Similarly, the government was also right to increase financial aid to Jordan.
Part of the catastrophic failure of Europe in this crisis was a chronic underfunding of nations which have sheltered huge numbers of fleeing Syrians, especially Lebanon, Jordan and Iraq.
This contributed directly to the surge in people fleeing to Europe, though many of those did not come directly from the camps in bordering nations.
US Secretary of State John Kerry has declared that Libya is on the brink of producing a government of national unity but that this is threatened by the infiltration of Islamic State and fighters loyal to it into Libya.
He has called for a vigorous Western response, including a hard-edged military component.

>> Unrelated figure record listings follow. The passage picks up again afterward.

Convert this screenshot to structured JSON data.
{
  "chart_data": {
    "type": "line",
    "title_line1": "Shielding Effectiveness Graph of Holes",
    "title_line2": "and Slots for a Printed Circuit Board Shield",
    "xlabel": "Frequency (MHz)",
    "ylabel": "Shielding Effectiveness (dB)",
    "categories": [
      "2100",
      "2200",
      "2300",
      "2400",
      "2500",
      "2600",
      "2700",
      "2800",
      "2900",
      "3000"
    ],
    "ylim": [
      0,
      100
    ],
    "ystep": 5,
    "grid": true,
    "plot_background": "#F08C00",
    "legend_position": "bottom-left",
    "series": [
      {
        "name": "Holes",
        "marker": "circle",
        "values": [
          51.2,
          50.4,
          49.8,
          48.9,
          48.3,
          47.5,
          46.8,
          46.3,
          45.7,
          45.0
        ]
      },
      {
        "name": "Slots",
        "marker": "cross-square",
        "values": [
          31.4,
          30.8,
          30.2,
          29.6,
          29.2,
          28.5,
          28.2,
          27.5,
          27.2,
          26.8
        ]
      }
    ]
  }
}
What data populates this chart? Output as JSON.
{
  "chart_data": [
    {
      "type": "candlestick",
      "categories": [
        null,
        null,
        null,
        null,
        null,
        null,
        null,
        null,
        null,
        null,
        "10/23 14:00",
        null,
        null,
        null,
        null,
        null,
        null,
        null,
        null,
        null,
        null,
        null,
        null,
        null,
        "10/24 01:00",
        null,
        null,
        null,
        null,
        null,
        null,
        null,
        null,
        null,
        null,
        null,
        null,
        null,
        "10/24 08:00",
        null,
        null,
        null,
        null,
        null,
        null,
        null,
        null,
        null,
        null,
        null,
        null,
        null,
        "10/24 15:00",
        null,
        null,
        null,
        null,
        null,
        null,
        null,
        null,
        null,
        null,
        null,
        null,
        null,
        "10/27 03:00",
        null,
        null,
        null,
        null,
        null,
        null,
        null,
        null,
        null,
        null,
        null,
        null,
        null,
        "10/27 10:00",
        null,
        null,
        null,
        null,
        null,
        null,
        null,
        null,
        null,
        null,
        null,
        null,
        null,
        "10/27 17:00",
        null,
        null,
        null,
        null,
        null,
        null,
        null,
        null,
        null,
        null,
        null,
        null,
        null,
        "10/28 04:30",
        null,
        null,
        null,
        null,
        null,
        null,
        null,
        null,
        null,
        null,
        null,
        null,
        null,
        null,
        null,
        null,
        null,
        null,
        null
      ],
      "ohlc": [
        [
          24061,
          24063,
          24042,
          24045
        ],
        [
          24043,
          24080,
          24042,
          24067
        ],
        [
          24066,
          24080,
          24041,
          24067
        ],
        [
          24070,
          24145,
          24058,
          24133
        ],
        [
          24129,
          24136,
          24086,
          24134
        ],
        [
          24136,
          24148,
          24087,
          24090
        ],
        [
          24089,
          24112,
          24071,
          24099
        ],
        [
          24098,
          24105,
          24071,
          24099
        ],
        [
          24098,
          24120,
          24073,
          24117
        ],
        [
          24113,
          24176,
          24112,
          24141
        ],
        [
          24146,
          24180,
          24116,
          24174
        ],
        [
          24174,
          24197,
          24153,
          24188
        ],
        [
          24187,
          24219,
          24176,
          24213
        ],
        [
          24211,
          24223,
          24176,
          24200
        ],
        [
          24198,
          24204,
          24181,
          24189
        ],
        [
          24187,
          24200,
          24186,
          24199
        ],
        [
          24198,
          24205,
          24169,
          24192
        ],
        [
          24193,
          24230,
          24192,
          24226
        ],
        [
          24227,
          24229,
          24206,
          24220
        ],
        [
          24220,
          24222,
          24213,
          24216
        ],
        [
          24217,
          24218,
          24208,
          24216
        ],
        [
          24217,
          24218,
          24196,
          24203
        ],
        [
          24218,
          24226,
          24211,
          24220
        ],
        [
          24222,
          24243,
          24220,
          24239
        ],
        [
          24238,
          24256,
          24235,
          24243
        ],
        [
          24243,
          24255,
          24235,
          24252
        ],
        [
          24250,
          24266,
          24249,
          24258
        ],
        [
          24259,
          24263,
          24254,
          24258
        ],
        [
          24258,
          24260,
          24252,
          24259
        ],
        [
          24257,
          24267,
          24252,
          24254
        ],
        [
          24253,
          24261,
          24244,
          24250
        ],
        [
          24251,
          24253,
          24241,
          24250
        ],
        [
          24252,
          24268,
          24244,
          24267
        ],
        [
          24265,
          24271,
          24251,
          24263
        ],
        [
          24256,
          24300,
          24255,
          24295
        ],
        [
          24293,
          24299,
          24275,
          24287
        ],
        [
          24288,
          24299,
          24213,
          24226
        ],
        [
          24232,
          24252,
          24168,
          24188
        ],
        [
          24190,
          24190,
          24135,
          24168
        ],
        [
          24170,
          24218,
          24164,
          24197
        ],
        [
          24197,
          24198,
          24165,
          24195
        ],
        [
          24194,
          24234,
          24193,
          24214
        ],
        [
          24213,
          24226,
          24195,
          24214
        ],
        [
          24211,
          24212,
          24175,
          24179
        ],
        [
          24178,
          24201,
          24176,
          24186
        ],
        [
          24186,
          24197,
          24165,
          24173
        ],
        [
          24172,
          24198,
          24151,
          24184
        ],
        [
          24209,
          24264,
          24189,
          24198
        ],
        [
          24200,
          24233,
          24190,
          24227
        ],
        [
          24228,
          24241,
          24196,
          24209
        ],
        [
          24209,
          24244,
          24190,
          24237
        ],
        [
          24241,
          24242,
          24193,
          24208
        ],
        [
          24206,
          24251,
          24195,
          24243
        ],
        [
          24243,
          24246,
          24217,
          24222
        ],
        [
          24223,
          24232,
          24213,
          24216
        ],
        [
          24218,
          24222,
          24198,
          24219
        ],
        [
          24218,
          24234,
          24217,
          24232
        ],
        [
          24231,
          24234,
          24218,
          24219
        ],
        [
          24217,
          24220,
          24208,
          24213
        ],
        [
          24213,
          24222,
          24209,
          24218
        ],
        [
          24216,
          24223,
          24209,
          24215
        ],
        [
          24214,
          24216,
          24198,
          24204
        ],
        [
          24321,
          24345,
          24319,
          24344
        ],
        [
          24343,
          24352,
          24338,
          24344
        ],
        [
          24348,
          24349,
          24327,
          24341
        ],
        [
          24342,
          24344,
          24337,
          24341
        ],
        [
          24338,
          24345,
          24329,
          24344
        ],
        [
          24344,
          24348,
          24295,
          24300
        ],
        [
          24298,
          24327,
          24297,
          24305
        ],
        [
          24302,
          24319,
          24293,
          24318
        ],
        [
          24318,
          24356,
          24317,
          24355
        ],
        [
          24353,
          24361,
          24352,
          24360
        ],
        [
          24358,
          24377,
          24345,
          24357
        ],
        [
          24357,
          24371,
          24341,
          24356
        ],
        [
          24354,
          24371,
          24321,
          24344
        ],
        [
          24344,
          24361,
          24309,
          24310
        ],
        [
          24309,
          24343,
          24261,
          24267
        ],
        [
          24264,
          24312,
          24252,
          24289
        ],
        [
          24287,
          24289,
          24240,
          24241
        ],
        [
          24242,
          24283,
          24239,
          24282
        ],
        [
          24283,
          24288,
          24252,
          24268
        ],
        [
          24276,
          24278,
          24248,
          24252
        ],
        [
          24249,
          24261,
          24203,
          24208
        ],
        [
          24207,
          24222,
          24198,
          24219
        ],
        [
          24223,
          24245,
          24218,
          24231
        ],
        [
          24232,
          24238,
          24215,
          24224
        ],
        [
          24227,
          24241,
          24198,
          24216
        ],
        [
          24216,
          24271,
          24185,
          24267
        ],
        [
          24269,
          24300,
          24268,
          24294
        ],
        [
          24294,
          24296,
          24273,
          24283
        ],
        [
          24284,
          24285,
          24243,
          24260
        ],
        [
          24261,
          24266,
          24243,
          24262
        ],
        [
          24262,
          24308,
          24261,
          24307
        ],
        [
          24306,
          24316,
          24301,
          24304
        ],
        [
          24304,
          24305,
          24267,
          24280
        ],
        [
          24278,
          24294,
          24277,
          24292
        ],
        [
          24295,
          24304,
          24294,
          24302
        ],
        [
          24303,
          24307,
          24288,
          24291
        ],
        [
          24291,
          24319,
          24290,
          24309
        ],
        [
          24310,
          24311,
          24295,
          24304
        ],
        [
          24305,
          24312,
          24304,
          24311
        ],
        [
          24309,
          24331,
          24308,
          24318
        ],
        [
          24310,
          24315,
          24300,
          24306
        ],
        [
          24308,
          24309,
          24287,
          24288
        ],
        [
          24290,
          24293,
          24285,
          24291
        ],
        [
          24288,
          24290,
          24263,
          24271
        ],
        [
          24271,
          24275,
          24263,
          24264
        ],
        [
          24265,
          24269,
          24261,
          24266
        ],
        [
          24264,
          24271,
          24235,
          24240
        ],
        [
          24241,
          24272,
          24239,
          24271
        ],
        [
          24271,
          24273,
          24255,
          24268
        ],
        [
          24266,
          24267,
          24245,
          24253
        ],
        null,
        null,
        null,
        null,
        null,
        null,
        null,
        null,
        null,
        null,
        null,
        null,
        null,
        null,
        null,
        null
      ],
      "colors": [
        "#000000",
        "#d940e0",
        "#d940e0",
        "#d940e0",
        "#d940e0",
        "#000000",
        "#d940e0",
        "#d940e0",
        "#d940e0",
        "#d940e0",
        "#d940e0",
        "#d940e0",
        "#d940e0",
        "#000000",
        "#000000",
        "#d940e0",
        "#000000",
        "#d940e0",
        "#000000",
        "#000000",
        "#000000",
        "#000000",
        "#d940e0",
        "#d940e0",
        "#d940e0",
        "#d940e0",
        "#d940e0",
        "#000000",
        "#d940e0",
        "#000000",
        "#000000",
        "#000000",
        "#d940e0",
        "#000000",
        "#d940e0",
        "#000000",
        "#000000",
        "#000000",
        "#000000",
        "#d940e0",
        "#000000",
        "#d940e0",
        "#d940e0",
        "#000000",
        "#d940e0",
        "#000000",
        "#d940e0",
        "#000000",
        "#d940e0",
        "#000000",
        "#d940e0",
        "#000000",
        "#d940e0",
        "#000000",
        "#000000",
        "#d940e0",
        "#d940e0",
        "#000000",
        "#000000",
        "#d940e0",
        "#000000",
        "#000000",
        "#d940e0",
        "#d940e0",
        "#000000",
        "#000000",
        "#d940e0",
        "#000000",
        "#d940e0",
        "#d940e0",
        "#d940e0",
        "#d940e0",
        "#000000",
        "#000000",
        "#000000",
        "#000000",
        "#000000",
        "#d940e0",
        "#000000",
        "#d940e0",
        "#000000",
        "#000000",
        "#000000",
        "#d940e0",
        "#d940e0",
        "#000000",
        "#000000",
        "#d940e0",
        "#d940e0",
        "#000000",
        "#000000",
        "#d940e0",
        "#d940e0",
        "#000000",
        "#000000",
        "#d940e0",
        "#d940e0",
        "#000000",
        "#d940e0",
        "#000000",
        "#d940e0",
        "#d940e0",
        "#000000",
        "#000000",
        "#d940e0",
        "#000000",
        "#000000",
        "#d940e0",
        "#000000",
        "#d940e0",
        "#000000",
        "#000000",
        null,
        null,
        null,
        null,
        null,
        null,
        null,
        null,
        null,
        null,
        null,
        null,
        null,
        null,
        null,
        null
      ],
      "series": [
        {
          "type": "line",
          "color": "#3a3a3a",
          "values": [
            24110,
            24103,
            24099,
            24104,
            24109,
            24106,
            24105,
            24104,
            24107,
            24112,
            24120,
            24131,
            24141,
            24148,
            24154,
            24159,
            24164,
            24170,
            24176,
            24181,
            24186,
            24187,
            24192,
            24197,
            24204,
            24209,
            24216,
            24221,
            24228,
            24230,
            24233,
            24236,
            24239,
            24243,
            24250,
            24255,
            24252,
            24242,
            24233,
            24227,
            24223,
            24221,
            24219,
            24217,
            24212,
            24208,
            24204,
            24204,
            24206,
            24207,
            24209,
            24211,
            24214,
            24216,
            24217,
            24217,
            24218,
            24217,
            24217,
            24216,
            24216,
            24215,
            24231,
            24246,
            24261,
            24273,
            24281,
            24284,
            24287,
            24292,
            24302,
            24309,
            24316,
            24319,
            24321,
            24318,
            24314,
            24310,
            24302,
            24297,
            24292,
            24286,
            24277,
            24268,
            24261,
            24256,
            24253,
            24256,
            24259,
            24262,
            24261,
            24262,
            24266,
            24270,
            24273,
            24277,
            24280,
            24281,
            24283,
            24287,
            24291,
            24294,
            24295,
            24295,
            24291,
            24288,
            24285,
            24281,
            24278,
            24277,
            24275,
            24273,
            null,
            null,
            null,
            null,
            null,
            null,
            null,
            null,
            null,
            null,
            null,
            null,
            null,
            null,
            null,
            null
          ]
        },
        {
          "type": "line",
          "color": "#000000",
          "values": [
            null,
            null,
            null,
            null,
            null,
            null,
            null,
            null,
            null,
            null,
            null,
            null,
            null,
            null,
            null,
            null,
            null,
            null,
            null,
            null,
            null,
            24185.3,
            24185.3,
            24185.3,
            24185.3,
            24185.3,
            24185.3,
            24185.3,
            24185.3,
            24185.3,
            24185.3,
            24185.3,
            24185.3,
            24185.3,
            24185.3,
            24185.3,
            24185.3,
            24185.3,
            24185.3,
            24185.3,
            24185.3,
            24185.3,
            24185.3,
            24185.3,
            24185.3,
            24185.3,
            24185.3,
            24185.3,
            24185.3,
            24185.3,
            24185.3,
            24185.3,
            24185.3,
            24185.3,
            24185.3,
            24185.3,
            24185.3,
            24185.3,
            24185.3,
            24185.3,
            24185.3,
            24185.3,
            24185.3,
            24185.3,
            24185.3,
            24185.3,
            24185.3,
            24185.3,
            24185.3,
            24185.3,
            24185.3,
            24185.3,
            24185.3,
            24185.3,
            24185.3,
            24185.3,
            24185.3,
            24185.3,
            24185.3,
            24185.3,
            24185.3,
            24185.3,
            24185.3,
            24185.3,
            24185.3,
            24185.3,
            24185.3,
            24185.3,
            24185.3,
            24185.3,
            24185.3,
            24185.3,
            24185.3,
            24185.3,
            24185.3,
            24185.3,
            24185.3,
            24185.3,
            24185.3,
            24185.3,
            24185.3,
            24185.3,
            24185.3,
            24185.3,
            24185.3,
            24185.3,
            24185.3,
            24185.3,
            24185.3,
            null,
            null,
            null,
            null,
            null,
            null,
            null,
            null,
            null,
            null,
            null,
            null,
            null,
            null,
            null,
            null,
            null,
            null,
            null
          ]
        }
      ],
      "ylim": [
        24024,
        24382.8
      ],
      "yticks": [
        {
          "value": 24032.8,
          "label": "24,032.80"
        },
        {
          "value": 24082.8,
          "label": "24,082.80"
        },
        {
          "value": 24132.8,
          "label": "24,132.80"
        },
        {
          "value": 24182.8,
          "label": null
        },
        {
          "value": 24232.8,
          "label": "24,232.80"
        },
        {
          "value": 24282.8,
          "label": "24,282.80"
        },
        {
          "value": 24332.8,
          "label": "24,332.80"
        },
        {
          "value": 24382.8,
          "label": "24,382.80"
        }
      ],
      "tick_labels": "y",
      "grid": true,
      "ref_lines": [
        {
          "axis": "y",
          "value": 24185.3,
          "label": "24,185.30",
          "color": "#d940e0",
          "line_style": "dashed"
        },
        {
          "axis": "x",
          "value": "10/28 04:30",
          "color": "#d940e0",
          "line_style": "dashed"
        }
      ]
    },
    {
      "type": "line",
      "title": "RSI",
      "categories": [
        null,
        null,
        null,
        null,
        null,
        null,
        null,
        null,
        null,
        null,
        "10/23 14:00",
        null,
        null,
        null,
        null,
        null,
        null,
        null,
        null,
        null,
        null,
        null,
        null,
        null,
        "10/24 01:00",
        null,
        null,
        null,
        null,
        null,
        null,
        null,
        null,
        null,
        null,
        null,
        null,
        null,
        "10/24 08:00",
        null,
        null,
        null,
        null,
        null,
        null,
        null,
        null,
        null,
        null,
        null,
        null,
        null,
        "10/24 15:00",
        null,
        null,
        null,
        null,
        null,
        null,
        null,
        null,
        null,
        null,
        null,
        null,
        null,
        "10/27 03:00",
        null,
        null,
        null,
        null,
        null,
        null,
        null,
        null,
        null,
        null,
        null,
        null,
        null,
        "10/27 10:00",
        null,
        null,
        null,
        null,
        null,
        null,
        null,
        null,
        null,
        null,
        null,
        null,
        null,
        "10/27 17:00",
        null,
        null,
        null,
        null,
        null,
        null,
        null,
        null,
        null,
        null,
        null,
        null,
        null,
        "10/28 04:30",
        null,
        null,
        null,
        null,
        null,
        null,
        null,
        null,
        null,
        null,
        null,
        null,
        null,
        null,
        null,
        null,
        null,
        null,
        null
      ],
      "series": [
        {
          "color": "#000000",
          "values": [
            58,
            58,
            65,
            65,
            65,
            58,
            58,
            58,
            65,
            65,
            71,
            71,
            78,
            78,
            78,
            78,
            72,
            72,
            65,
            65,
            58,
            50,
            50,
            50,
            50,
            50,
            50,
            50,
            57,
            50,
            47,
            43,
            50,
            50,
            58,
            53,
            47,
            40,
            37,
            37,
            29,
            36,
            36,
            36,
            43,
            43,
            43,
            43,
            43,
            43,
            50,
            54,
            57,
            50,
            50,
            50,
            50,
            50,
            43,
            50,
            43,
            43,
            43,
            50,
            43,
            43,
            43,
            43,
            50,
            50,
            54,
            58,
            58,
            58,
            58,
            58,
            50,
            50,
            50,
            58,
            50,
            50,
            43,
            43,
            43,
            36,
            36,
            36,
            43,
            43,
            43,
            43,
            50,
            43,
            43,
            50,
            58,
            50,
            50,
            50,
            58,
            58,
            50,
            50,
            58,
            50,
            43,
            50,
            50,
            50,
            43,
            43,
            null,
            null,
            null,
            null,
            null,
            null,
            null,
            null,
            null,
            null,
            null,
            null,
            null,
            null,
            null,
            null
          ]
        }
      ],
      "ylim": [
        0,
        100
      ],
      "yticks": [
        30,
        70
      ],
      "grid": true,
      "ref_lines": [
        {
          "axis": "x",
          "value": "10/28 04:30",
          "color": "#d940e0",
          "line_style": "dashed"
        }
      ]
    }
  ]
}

Foreign Minister Julie Bishop has reiterated that “absolutely no more troops from Australia” will be involved and has instead called on Middle East countries to take a greater role in answering the challenge of Islamist extremism.
Malcolm Turnbull and Bishop are right in their strategic judgments. Libya has been a catastrophe since the fall of dictator Muammar Gaddafi in 2011.
Welcome as his departure was, the result has been chaos, civil war, nearly a failed state and the spread of Islamist extremism.
A great deal of the weapons of Gaddafi’s former army have found their way into the hands of Islamic State, al-Qa’ida and other extremist groups across North Africa and the Middle East.
At first the Libyan experiment in liberalisation looked promising. But, as with most revolutions, a bewildering series of allegedly governing bodies led to national splintering.
There is an ever-shifting series of alliances between tribal and sometimes Islamist militias, which are violent and lawless.
The emergence of groups loyal to Islamic State, as well as other Islamist groups, has caught Washington’s attention, because there is the real prospect of Islamic State setting up another branch of the caliphate and winning control of potentially billions of dollars worth of oil revenue.
Two reflections suggest themselves. First, the Western bombing campaign of 2011, strongly supported by the Australian government at the time, was a mistake — no matter how well-intentioned. It was intended to stop Gaddafi from slaughtering civilians in Beghazi but was expanded into a general campaign to bring about regime change.
The regime collapsed but nothing effective took its place.
There is nonetheless every reason for the US to involve itself in Libyan affairs to ensure Islamic State does not establish a new territorial base. But prudence dictates strict limits to the nature of US involvement.
It can provide money and advice to the relative moderates it can find, and in limited circumstances military air support in defence of regime survival.
But there is no credible role for US ground troops, and even less of a role for Australian forces.